This I Believe

Seona - Wells, Maine
Entered on June 5, 2008
Age Group: 18 - 30

“This I Believe”

As parents, we are always quick to describe our own children as amazing, smart, funny, beautiful, and handsome. Of course, they are. We are also quick to judge other people’s children, compare them to our own, and criticize the parents for their behavior.

Kids are kids, and they will all have their moments, good and bad, slip-ups and temper tantrums. They surprise us with acts of selflessness and compassion as well.

My mother taught me that “manners are minor morals” and I have vehemently tried to instill this in my daughter. She has, in her two years here on this planet, always been expected to say her “pleases” and her “thank yous”, “bless yous” and her “you’re welcomes” ever since she could say “up”, “momma”, “dada”, “juice”, “milk” and “shoes”.

She says “excuse me” when she needs someone to move, and “sorry” when asked. Sometimes, yes, sometimes apologizes unprompted.

As I said before, we all think that our children are extraordinary. What makes me think that my child is extraordinary are her manners. I am constantly annoyed, shocked even, when I don’t see this same behavior in other children in public. I don’t even see it in some of my own friend’s children. Some parents just don’t seem to get the gist of simple etiquette. Am I just way too naive? Maybe my daughter is one of the rare, well- behaved kids that are good most of the time. But maybe, just maybe, her father and I have something to do with this.

When we become parents, we are given both a wonderful gift and a huge responsibility. We see in our own children everything good and our hopes and dreams for them to do better than we have. I hope. I am not blind though. Lily has had her fair share of time-outs and “please don’t do that’s”. She is two. She behaves inappropriately. We try to correct and modify.

I get so frustrated when I bring her to a playground and other parents seem to ignore unfavorable behavior in their own children. Pushing other kids out of the way to get to the slide, throwing sand, CURSING!!!!!! No child is perfect, (my own has thrown her share of sand at the beach) however, this is the difference that I see: I tell her that it is not okay to do.

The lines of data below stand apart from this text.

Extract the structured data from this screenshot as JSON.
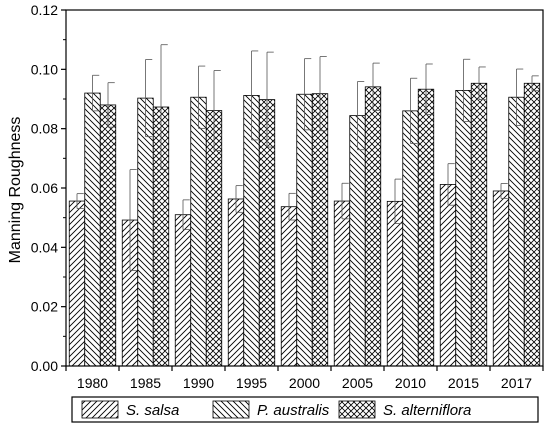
{
  "chart_data": {
    "type": "bar",
    "ylabel": "Manning Roughness",
    "xlabel": "",
    "ylim": [
      0.0,
      0.12
    ],
    "yticks": [
      "0.00",
      "0.02",
      "0.04",
      "0.06",
      "0.08",
      "0.10",
      "0.12"
    ],
    "categories": [
      "1980",
      "1985",
      "1990",
      "1995",
      "2000",
      "2005",
      "2010",
      "2015",
      "2017"
    ],
    "series": [
      {
        "name": "S. salsa",
        "pattern": "hatch-backslash",
        "values": [
          0.0556,
          0.0492,
          0.051,
          0.0563,
          0.0537,
          0.0556,
          0.0555,
          0.0612,
          0.059
        ],
        "errors": [
          0.0025,
          0.017,
          0.005,
          0.0045,
          0.0045,
          0.006,
          0.0075,
          0.007,
          0.0025
        ]
      },
      {
        "name": "P. australis",
        "pattern": "hatch-slash",
        "values": [
          0.092,
          0.0903,
          0.0906,
          0.0912,
          0.0916,
          0.0844,
          0.086,
          0.0929,
          0.0906
        ],
        "errors": [
          0.006,
          0.013,
          0.0105,
          0.015,
          0.012,
          0.0115,
          0.011,
          0.0105,
          0.0095
        ]
      },
      {
        "name": "S. alterniflora",
        "pattern": "crosshatch",
        "values": [
          0.088,
          0.0873,
          0.0861,
          0.0898,
          0.0918,
          0.0941,
          0.0933,
          0.0953,
          0.0953
        ],
        "errors": [
          0.0075,
          0.021,
          0.0135,
          0.016,
          0.0125,
          0.008,
          0.0085,
          0.0055,
          0.0025
        ]
      }
    ],
    "legend": {
      "position": "bottom"
    },
    "grid": false
  }
}
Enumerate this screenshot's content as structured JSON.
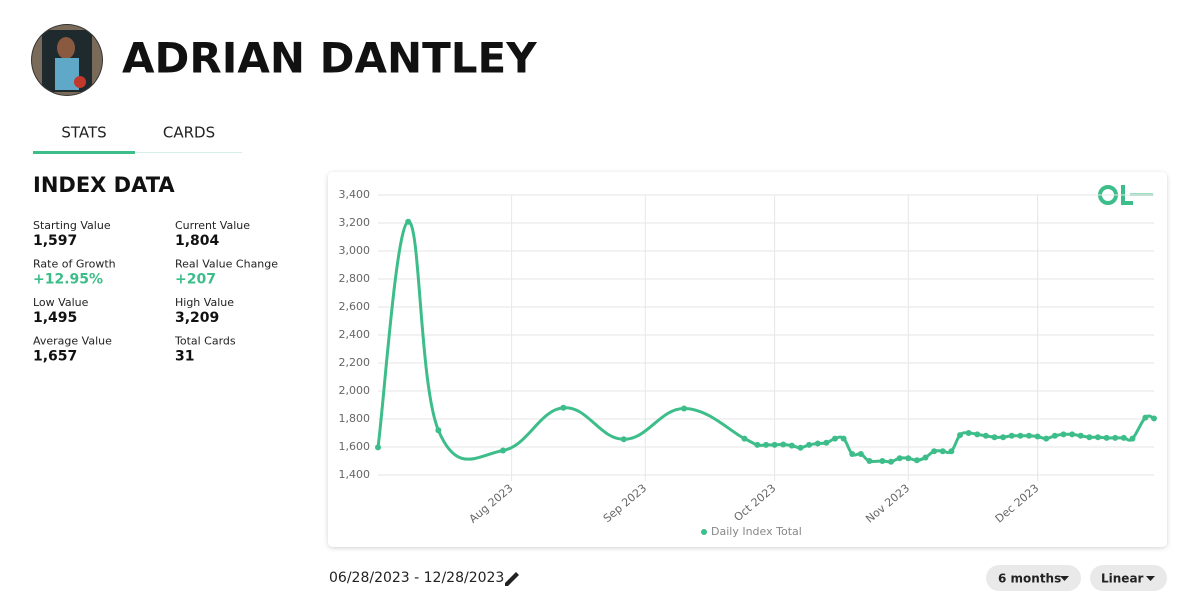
{
  "header": {
    "name": "ADRIAN DANTLEY"
  },
  "tabs": [
    "STATS",
    "CARDS"
  ],
  "section_title": "INDEX DATA",
  "stats": [
    {
      "label": "Starting Value",
      "value": "1,597"
    },
    {
      "label": "Current Value",
      "value": "1,804"
    },
    {
      "label": "Rate of Growth",
      "value": "+12.95%"
    },
    {
      "label": "Real Value Change",
      "value": "+207"
    },
    {
      "label": "Low Value",
      "value": "1,495"
    },
    {
      "label": "High Value",
      "value": "3,209"
    },
    {
      "label": "Average Value",
      "value": "1,657"
    },
    {
      "label": "Total Cards",
      "value": "31"
    }
  ],
  "chart_data": {
    "type": "line",
    "x": [
      0,
      7,
      14,
      29,
      43,
      57,
      71,
      85,
      88,
      90,
      92,
      94,
      96,
      98,
      100,
      102,
      104,
      106,
      108,
      110,
      112,
      114,
      117,
      119,
      121,
      123,
      125,
      127,
      129,
      131,
      133,
      135,
      137,
      139,
      141,
      143,
      145,
      147,
      149,
      151,
      153,
      155,
      157,
      159,
      161,
      163,
      165,
      167,
      169,
      171,
      173,
      175,
      178,
      180
    ],
    "series": [
      {
        "name": "Daily Index Total",
        "color": "#3dbd8a",
        "values": [
          1597,
          3209,
          1720,
          1575,
          1880,
          1655,
          1875,
          1660,
          1615,
          1615,
          1615,
          1618,
          1610,
          1595,
          1615,
          1625,
          1630,
          1660,
          1660,
          1550,
          1550,
          1500,
          1500,
          1495,
          1520,
          1520,
          1505,
          1525,
          1570,
          1570,
          1570,
          1685,
          1700,
          1690,
          1680,
          1670,
          1670,
          1680,
          1680,
          1680,
          1675,
          1660,
          1680,
          1690,
          1690,
          1680,
          1670,
          1670,
          1665,
          1665,
          1665,
          1660,
          1810,
          1804
        ]
      }
    ],
    "xlim": [
      0,
      180
    ],
    "xticks": [
      {
        "value": 31,
        "label": "Aug 2023"
      },
      {
        "value": 62,
        "label": "Sep 2023"
      },
      {
        "value": 92,
        "label": "Oct 2023"
      },
      {
        "value": 123,
        "label": "Nov 2023"
      },
      {
        "value": 153,
        "label": "Dec 2023"
      }
    ],
    "ylim": [
      1400,
      3400
    ],
    "yticks": [
      {
        "value": 1400,
        "label": "1,400"
      },
      {
        "value": 1600,
        "label": "1,600"
      },
      {
        "value": 1800,
        "label": "1,800"
      },
      {
        "value": 2000,
        "label": "2,000"
      },
      {
        "value": 2200,
        "label": "2,200"
      },
      {
        "value": 2400,
        "label": "2,400"
      },
      {
        "value": 2600,
        "label": "2,600"
      },
      {
        "value": 2800,
        "label": "2,800"
      },
      {
        "value": 3000,
        "label": "3,000"
      },
      {
        "value": 3200,
        "label": "3,200"
      },
      {
        "value": 3400,
        "label": "3,400"
      }
    ],
    "grid": true,
    "legend": "bottom"
  },
  "date_range": "06/28/2023 - 12/28/2023",
  "controls": [
    "6 months",
    "Linear"
  ]
}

I am not perfect by a long shot. After nicely and politely answering many questions about the plaster casts on my daughter’s feet, (she was born with clubfoot) I became so sick of people blatantly asking “What’s wrong with her?” “What happened?”. Some people asked out of general concern, some related that they too themselves had, or had children with orthopedic issues. That’s cool. But when a woman asked, “What did you do to her?!” with a look of disgust on her face; I had had it. I curtly answered that I had accidentally shut my child’s legs in the car door. She shot me another look of disgust and walked away. I was thinking to myself: “Honestly, lady, if I had done something so horrible to my child that would require her to have toe to thigh plaster cast on her legs, do you honestly think I would still have her?!!!” Hopefully not.

Maybe that was not an appropriate reaction. Hers was a very rude question, though. Obviously, her mum and dad did not teach her to say her “excuse mes”. This leads me to my point- teach your children simple manners when they are young, and they won’t grow up to be rude, selfish jerks. Maybe. It’s really not that hard.

Manners set the blueprint for treating other people with respect. “Please” does go a long way. Manners set the precedent for what is right and wrong, what is okay behavior and what is inappropriate. They should be expected from everybody. This I believe.